Die Aufklärung bei den Ärzten will die Regierung nun vorantreiben. Sie sollen "qualifizierte Informationen" über Biosimilars erhalten.

Im Juni wird das Bfarm in einem ersten Schritt mit Experten aus Wissenschaft, Medizin und Industrie auf einer Veranstaltung in Berlin über die Besonderheiten von Biosimilars diskutieren. Ärzte, so der Abschlussbericht des Pharmadialogs, sollen auch im Praxisalltag umfassend zu Biosimilars beraten werden.

Medium könnte das geplante Arzt-Informationssystem sein, über das Ärzten die Ergebnisse der frühen Nutzenbewertung nahegebracht werden sollen. Es könnte auch zu Produkten informieren, die als Nachahmerprodukte das AMNOG nicht durchlaufen müssen.

"Bezahlbarkeit von Innovationen hängt auch davon ab, dass zum Patent-Ablauf ein Wechsel hin zu günstigeren Therapien stattfindet", sagte der Geschäftsführer von Pro Generika der "Ärzte Zeitung". Da könne das Informations-System ein Werkzeug sein.

Regional unterschiedliches Verordnungsverhalten

Ein weiterer im Pharma-Dialog vereinbarter Ansatz sind von den Vertragspartnern zu vereinbarende Steuerungsinstrumente.

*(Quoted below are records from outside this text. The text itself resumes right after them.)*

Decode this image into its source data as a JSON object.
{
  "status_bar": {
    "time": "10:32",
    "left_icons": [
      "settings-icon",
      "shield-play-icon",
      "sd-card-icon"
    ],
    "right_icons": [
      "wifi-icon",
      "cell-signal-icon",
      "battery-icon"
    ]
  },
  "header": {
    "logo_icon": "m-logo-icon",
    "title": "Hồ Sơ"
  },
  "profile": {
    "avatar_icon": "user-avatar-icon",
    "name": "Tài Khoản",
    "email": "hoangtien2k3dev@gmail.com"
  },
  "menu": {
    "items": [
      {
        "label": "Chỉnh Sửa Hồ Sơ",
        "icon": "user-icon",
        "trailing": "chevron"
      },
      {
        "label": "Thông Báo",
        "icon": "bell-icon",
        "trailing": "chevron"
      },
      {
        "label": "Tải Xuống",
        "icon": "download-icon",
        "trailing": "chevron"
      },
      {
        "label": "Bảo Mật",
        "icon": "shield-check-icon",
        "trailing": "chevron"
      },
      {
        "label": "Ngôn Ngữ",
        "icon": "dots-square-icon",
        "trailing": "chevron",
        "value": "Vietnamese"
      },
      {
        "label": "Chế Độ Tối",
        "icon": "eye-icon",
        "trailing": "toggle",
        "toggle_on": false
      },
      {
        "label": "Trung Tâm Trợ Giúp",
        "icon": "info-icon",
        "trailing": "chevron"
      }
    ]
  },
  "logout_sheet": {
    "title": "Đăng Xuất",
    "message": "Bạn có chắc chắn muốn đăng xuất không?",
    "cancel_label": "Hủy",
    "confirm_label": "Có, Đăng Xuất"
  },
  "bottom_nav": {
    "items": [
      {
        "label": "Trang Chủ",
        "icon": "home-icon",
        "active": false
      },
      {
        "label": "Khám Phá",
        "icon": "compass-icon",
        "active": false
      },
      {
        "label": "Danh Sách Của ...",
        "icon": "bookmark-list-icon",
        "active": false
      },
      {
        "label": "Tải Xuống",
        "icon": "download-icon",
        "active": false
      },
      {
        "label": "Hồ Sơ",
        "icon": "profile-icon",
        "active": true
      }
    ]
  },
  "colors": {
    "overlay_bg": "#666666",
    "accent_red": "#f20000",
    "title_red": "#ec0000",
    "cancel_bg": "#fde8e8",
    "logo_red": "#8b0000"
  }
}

Regional ist das Verordnungsverhalten der Ärzte auffallend unterschiedlich.

So schwanken die Versorgungsanteile mit Infliximab-Biosimilars zwischen 4,3 Prozent in Thüringen und 26,8 Prozent in Westfalen-Lippe.

Die KVWL gilt als Vorreiterin von Zielvereinbarungen, um die Einsparpotenziale von Biosimilars zu heben. KVen und Kassenverbände sollen nun in allen KV-Regionen prüfen, wie und in welchem Umfang von Zielvereinbarungen Gebrauch gemacht werden kann.

Einschränkungen der Verordnungsfreiheit tauchen nicht im Instrumentenkasten der Politik auf. Auch der Industrievertreter findet dies richtig.

"Die reine Festlegung von Quoten übersieht, dass Ärzte vor allem gut und umfassend über die Chancen von Biosimilars informiert sein müssen" sagt Andreas Eberhorn.